NIHR investment has also enabled Nottingham to build research infrastructure that rivals the best in the country.

· Our NIHR Nottingham Biomedical Research Centre (BRC) focuses on translational medicine — “bringing lab research directly to the patient’s bedside” to advance treatments and deepen understanding of disease. It supports personalised therapies and facilitates large-scale collaboration between academic and clinical teams

· The NIHR Nottingham Clinical Research Facility (CRF) is another major asset. Kathryn describes it as “one of the largest facilities in the country,” enabling early-phase complex studies, including those requiring overnight stays — and studies that “were previously impossible to conduct in the East Midlands”

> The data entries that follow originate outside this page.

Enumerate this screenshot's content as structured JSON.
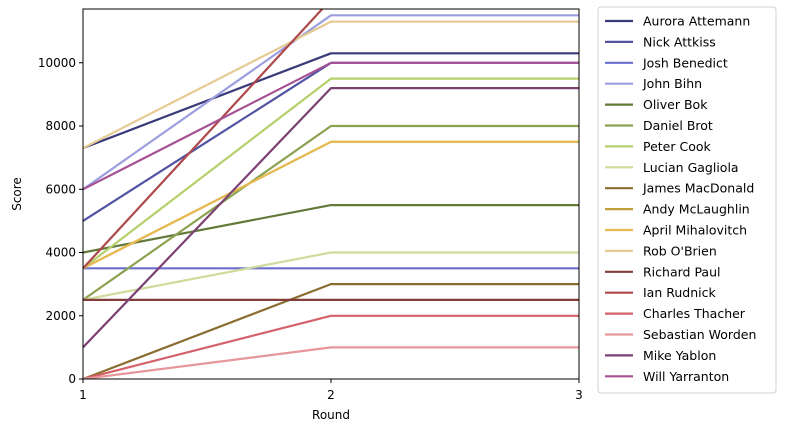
{
  "chart_data": {
    "type": "line",
    "title": "",
    "xlabel": "Round",
    "ylabel": "Score",
    "x": [
      1,
      2,
      3
    ],
    "xticks": [
      "1",
      "2",
      "3"
    ],
    "xlim": [
      1,
      3
    ],
    "ylim": [
      0,
      11700
    ],
    "yticks": [
      0,
      2000,
      4000,
      6000,
      8000,
      10000
    ],
    "yticklabels": [
      "0",
      "2000",
      "4000",
      "6000",
      "8000",
      "10000"
    ],
    "grid": false,
    "legend_placement": "outside-right",
    "series": [
      {
        "name": "Aurora Attemann",
        "color": "#393b79",
        "values": [
          7300,
          10300,
          10300
        ]
      },
      {
        "name": "Nick Attkiss",
        "color": "#5254a3",
        "values": [
          5000,
          10000,
          10000
        ]
      },
      {
        "name": "Josh Benedict",
        "color": "#6b6ecf",
        "values": [
          3500,
          3500,
          3500
        ]
      },
      {
        "name": "John Bihn",
        "color": "#9c9ede",
        "values": [
          6000,
          11500,
          11500
        ]
      },
      {
        "name": "Oliver Bok",
        "color": "#637939",
        "values": [
          4000,
          5500,
          5500
        ]
      },
      {
        "name": "Daniel Brot",
        "color": "#8ca252",
        "values": [
          2500,
          8000,
          8000
        ]
      },
      {
        "name": "Peter Cook",
        "color": "#b5cf6b",
        "values": [
          3500,
          9500,
          9500
        ]
      },
      {
        "name": "Lucian Gagliola",
        "color": "#cedb9c",
        "values": [
          2500,
          4000,
          4000
        ]
      },
      {
        "name": "James MacDonald",
        "color": "#8c6d31",
        "values": [
          0,
          3000,
          3000
        ]
      },
      {
        "name": "Andy McLaughlin",
        "color": "#bd9e39",
        "values": [
          3500,
          7500,
          7500
        ]
      },
      {
        "name": "April Mihalovitch",
        "color": "#e7ba52",
        "values": [
          3500,
          7500,
          7500
        ]
      },
      {
        "name": "Rob O'Brien",
        "color": "#e7cb94",
        "values": [
          7300,
          11300,
          11300
        ]
      },
      {
        "name": "Richard Paul",
        "color": "#843c39",
        "values": [
          2500,
          2500,
          2500
        ]
      },
      {
        "name": "Ian Rudnick",
        "color": "#ad494a",
        "values": [
          3500,
          12000,
          12000
        ]
      },
      {
        "name": "Charles Thacher",
        "color": "#d6616b",
        "values": [
          0,
          2000,
          2000
        ]
      },
      {
        "name": "Sebastian Worden",
        "color": "#e7969c",
        "values": [
          0,
          1000,
          1000
        ]
      },
      {
        "name": "Mike Yablon",
        "color": "#7b4173",
        "values": [
          1000,
          9200,
          9200
        ]
      },
      {
        "name": "Will Yarranton",
        "color": "#a55194",
        "values": [
          6000,
          10000,
          10000
        ]
      }
    ]
  }
}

· Looking ahead, the forthcoming National Rehabilitation Centre and NIHR Health Tech Research Centre in Rehabilitation will help shape the future of rehabilitation research, the latter working with industry partners to develop new technology-enabled treatments.

 

Research that makes a difference to patients

NIHR funding has helped our clinical and academic teams secure a wide range of grants, particularly Research for Patient Benefit (RfPB) awards, which Kathryn highlights as having a direct impact on care.

These awards allow innovations to reach patients more quickly than traditional longer research timelines might otherwise allow.

For Kathryn personally, working with the NIHR since 2009 has shaped her career. Her early experience in the local NIHR research network provided her with “a grounding in NHS research management” and a deep understanding of the national landscape — knowledge that underpins her leadership today.

 

Our ambition for the next 20 years

The next few years will be pivotal. Nottingham will be rebidding for both the BRC and CRF and preparing a bid for the new Research Delivery Leadership award — an opportunity to strengthen Nottingham’s position as a leading research centre in the UK.

Partnerships with Primary Care, including Cripps Health Centre at the University of Nottingham, and with commercial research delivery centres, will help expand research opportunities across the region.

 

A moment of gratitude

As the NIHR marks its 20th anniversary, Kathryn offers a simple message of thanks: gratitude for the opportunities NIHR funding has created, and recognition for “the hard-working teams that manage awards and deliver the trials that make these partnerships possible”.

It is a sentiment shared across our teams. Our research community is stronger, more ambitious and more connected because of the NIHR. And we’re proud to be part of its story.